Lessons from the Brain
As discussed at the conference, animal models may help define mechanisms of abnormal cognition. Mice that develop clinical lupus or are exposed to lupus autoantibodies (e.g., anti-DNA, antiphospholipid, and anti-NMDA) demonstrate behavioral changes and anatomic abnormalities that parallel those of human lupus. Time-specific disruption of the blood–brain barrier, leukoagglutination, thrombosis, microvascular injury, and autoantibody-mediated cell toxicity are plausible mechanisms of brain injury demonstrable in mice, and sometimes in men.
The Mary Kirkland Center conference’s discussion of animal and human neurobiological, behavioral, and imaging information about cognition concluded that white-matter injury (interfering with brain interconnections) may be more important in lupus than is gray-matter injury, and that immunologically driven brain injury is focal for reasons not yet understood. White-matter damage, particularly in the frontal area, can parallel neuropsychologically defined global deficits of attention and executive function, and is demonstrable on MRI or DTI. Longitudinal studies suggest that cognitive dysfunction in lupus is more likely transient and reversible than permanent.
The Mary Kirkland Center conference led to the following ideas that could inform future research: Due to the wide variability of cognitive symptoms and innate capacities among patients with lupus, longitudinal study of small numbers of individual patients may be more informative than cross-sectional studies of large patient groups. Because patients’ descriptions of cognitive symptoms are clues to anatomic localization, attention to the details of responses in neuropsychological tests offers noninvasive, inexpensive opportunities for deeper study. Finally, novel experimental cognitive tests may be specifically applicable to lupus.

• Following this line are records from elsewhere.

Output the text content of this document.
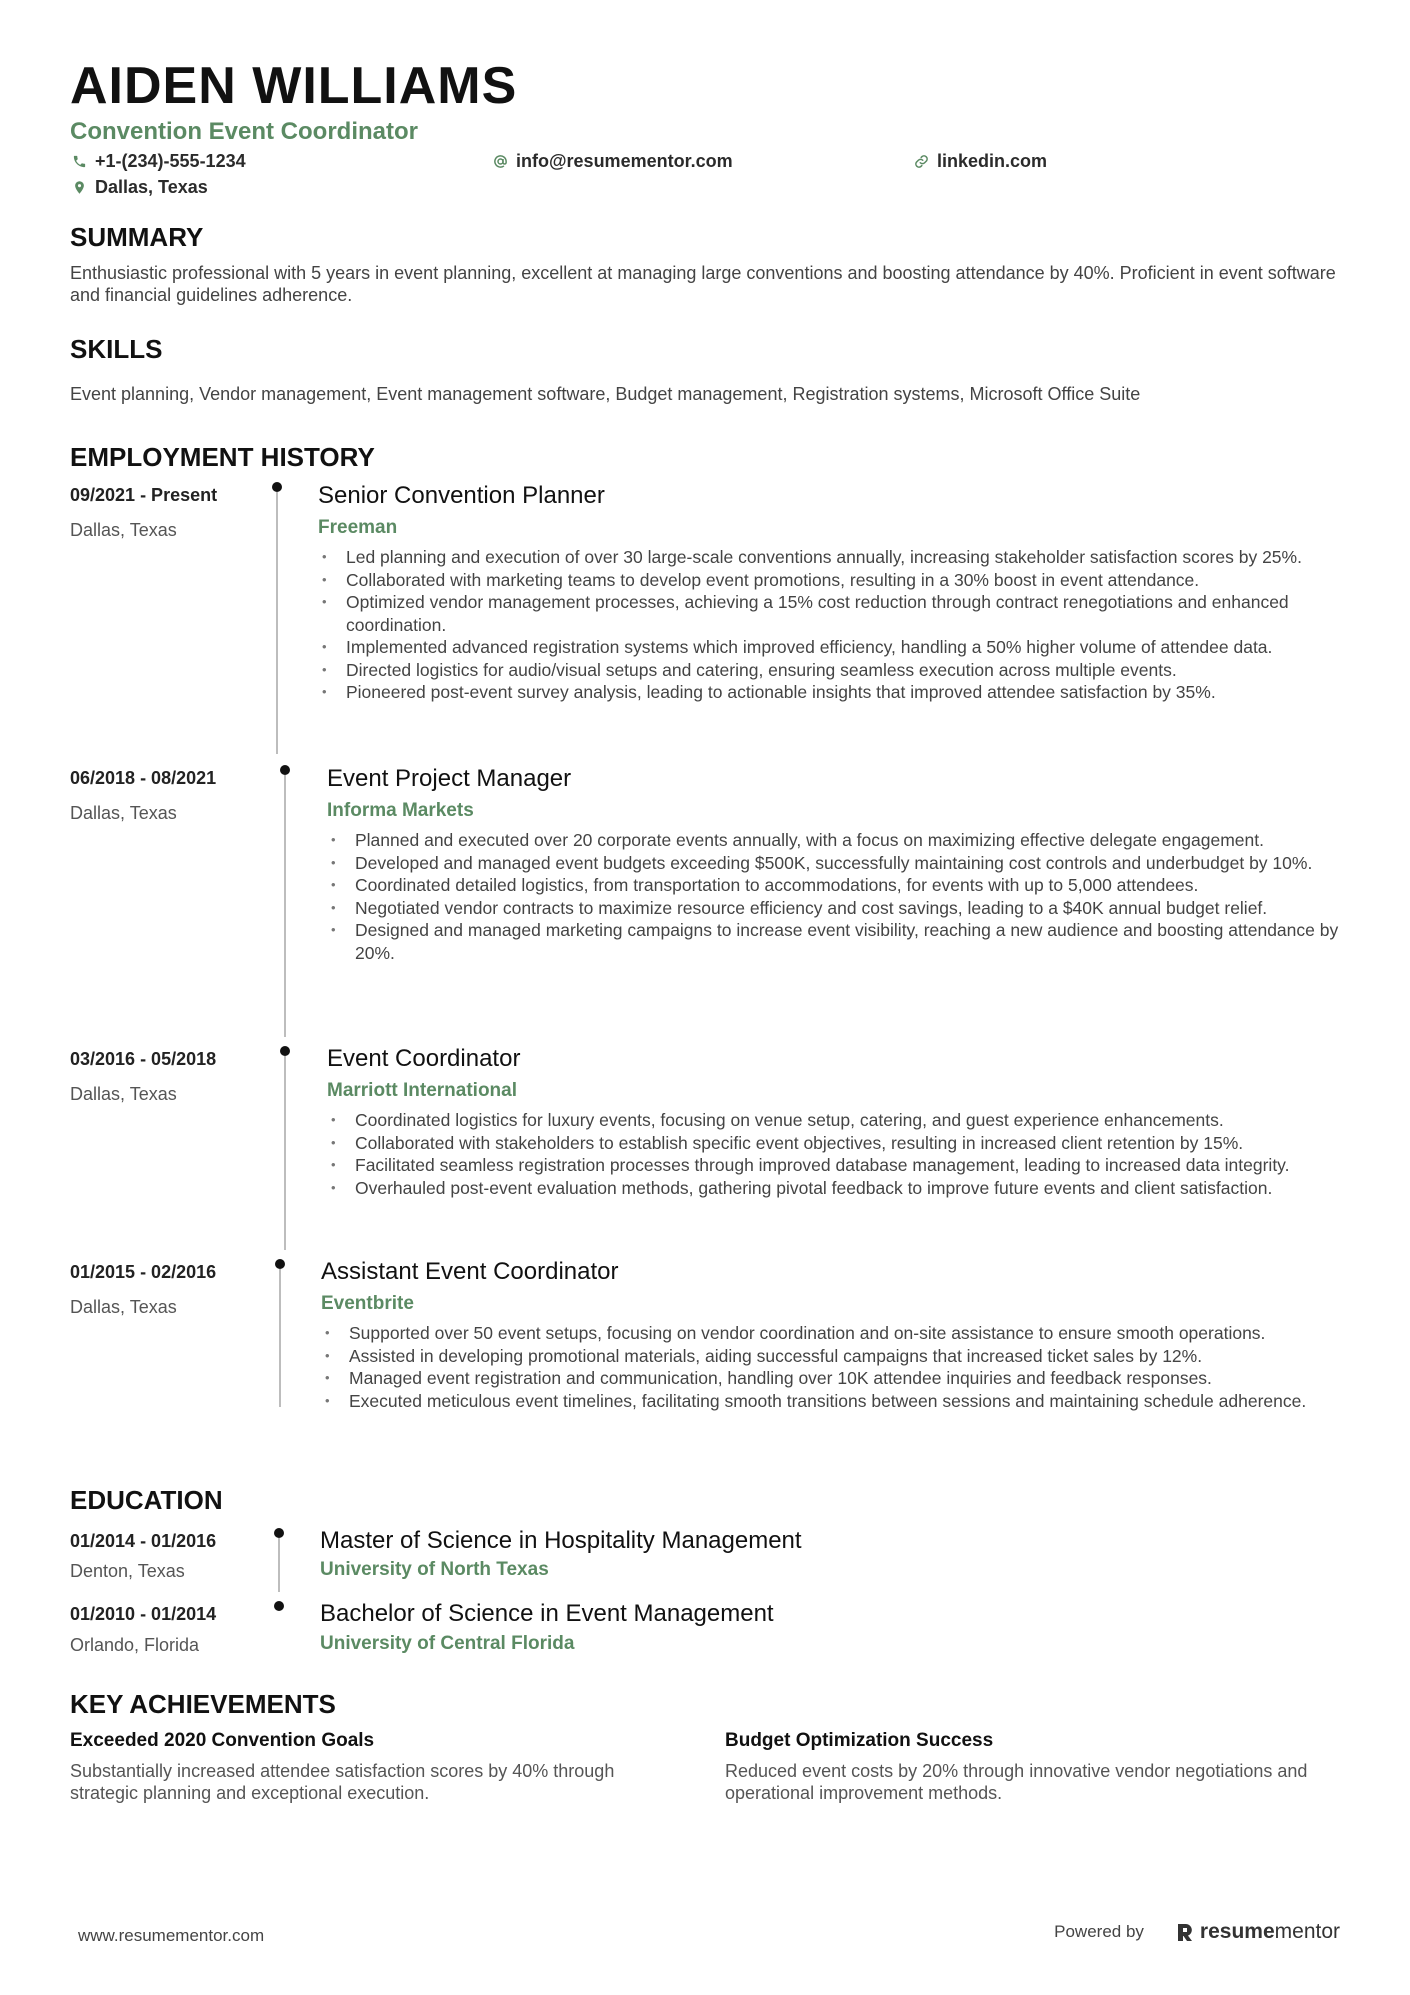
AIDEN WILLIAMS
Convention Event Coordinator
+1-(234)-555-1234	info@resumementor.com	linkedin.com
Dallas, Texas
SUMMARY
Enthusiastic professional with 5 years in event planning, excellent at managing large conventions and boosting attendance by 40%. Proficient in event software and financial guidelines adherence.
SKILLS
Event planning, Vendor management, Event management software, Budget management, Registration systems, Microsoft Office Suite
EMPLOYMENT HISTORY
09/2021 - Present
Dallas, Texas
Senior Convention Planner
Freeman
• Led planning and execution of over 30 large-scale conventions annually, increasing stakeholder satisfaction scores by 25%.
• Collaborated with marketing teams to develop event promotions, resulting in a 30% boost in event attendance.
• Optimized vendor management processes, achieving a 15% cost reduction through contract renegotiations and enhanced coordination.
• Implemented advanced registration systems which improved efficiency, handling a 50% higher volume of attendee data.
• Directed logistics for audio/visual setups and catering, ensuring seamless execution across multiple events.
• Pioneered post-event survey analysis, leading to actionable insights that improved attendee satisfaction by 35%.
06/2018 - 08/2021
Dallas, Texas
Event Project Manager
Informa Markets
• Planned and executed over 20 corporate events annually, with a focus on maximizing effective delegate engagement.
• Developed and managed event budgets exceeding $500K, successfully maintaining cost controls and underbudget by 10%.
• Coordinated detailed logistics, from transportation to accommodations, for events with up to 5,000 attendees.
• Negotiated vendor contracts to maximize resource efficiency and cost savings, leading to a $40K annual budget relief.
• Designed and managed marketing campaigns to increase event visibility, reaching a new audience and boosting attendance by 20%.
03/2016 - 05/2018
Dallas, Texas
Event Coordinator
Marriott International
• Coordinated logistics for luxury events, focusing on venue setup, catering, and guest experience enhancements.
• Collaborated with stakeholders to establish specific event objectives, resulting in increased client retention by 15%.
• Facilitated seamless registration processes through improved database management, leading to increased data integrity.
• Overhauled post-event evaluation methods, gathering pivotal feedback to improve future events and client satisfaction.
01/2015 - 02/2016
Dallas, Texas
Assistant Event Coordinator
Eventbrite
• Supported over 50 event setups, focusing on vendor coordination and on-site assistance to ensure smooth operations.
• Assisted in developing promotional materials, aiding successful campaigns that increased ticket sales by 12%.
• Managed event registration and communication, handling over 10K attendee inquiries and feedback responses.
• Executed meticulous event timelines, facilitating smooth transitions between sessions and maintaining schedule adherence.
EDUCATION
01/2014 - 01/2016
Denton, Texas
Master of Science in Hospitality Management
University of North Texas
01/2010 - 01/2014
Orlando, Florida
Bachelor of Science in Event Management
University of Central Florida
KEY ACHIEVEMENTS
Exceeded 2020 Convention Goals
Substantially increased attendee satisfaction scores by 40% through strategic planning and exceptional execution.
Budget Optimization Success
Reduced event costs by 20% through innovative vendor negotiations and operational improvement methods.
www.resumementor.com	Powered by	resume mentor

The Future of Cognitive Research in Lupus
As in other disorders with white-matter pathology—such as HIV and multiple sclerosis—cognitive dysfunction in lupus may represent primarily reduced brain efficiency and not reduced brain function. Thus, continued attention to white-matter function with neuroimaging techniques such as DTI may lead to new insights into pathogenesis and approaches to therapy. Conference participants also agreed that elucidating the basis of focal lesions—such as hyperintense lesions on MRI or focal hippocampal disease—may be more informative for both diagnosis and research than the assumption that lupus cognitive dysfunction is definable by serological or cerebrospinal fluid tests. Recognizing the potential reversibility of early lesions offers hope for new treatments and improved outcomes.

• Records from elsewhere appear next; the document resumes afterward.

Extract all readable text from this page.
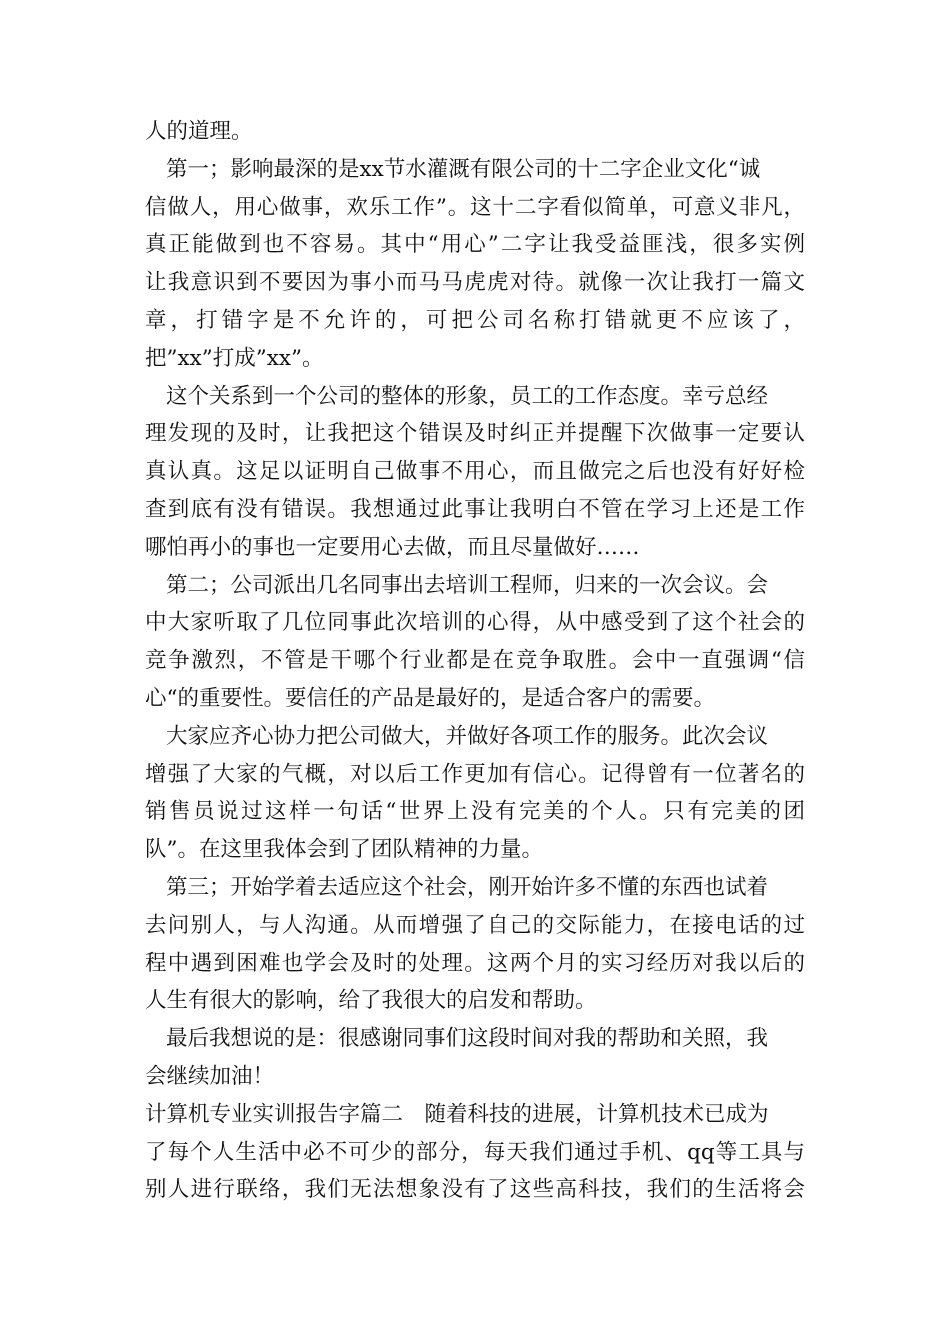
人的道理。
第一；影响最深的是xx节水灌溉有限公司的十二字企业文化“诚
信做人，用心做事，欢乐工作”。这十二字看似简单，可意义非凡，
真正能做到也不容易。其中“用心”二字让我受益匪浅，很多实例
让我意识到不要因为事小而马马虎虎对待。就像一次让我打一篇文
章，打错字是不允许的，可把公司名称打错就更不应该了，
把”xx”打成”xx”。
这个关系到一个公司的整体的形象，员工的工作态度。幸亏总经
理发现的及时，让我把这个错误及时纠正并提醒下次做事一定要认
真认真。这足以证明自己做事不用心，而且做完之后也没有好好检
查到底有没有错误。我想通过此事让我明白不管在学习上还是工作
哪怕再小的事也一定要用心去做，而且尽量做好……
第二；公司派出几名同事出去培训工程师，归来的一次会议。会
中大家听取了几位同事此次培训的心得，从中感受到了这个社会的
竞争激烈，不管是干哪个行业都是在竞争取胜。会中一直强调“信
心“的重要性。要信任的产品是最好的，是适合客户的需要。
大家应齐心协力把公司做大，并做好各项工作的服务。此次会议
增强了大家的气概，对以后工作更加有信心。记得曾有一位著名的
销售员说过这样一句话“世界上没有完美的个人。只有完美的团
队”。在这里我体会到了团队精神的力量。
第三；开始学着去适应这个社会，刚开始许多不懂的东西也试着
去问别人，与人沟通。从而增强了自己的交际能力，在接电话的过
程中遇到困难也学会及时的处理。这两个月的实习经历对我以后的
人生有很大的影响，给了我很大的启发和帮助。
最后我想说的是：很感谢同事们这段时间对我的帮助和关照，我
会继续加油！
计算机专业实训报告字篇二　随着科技的进展，计算机技术已成为
了每个人生活中必不可少的部分，每天我们通过手机、qq等工具与
别人进行联络，我们无法想象没有了这些高科技，我们的生活将会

In the same way that rheumatologists now distinguish different types of glomerulonephritis or skin disease in lupus, in the future we may distinguish among the many types and mechanisms of brain injury as well. Until we fully understand the meaning of cognitive dysfunction, clinicians should know that no single immunological or imaging study currently defines cognitive dysfunction in SLE. The abnormalities are real and prominent, but intelligent use of all available diagnostic tools is still required to assess a single patient.
Dr. Lockshin is director of the Barbara Volcker Center for Women and Rheumatic Disease and co-director of the Mary Kirkland Center for Lupus Research at the Hospital for Special Surgery. Dr. Kozora is professor of medicine at National Jewish Health in Denver.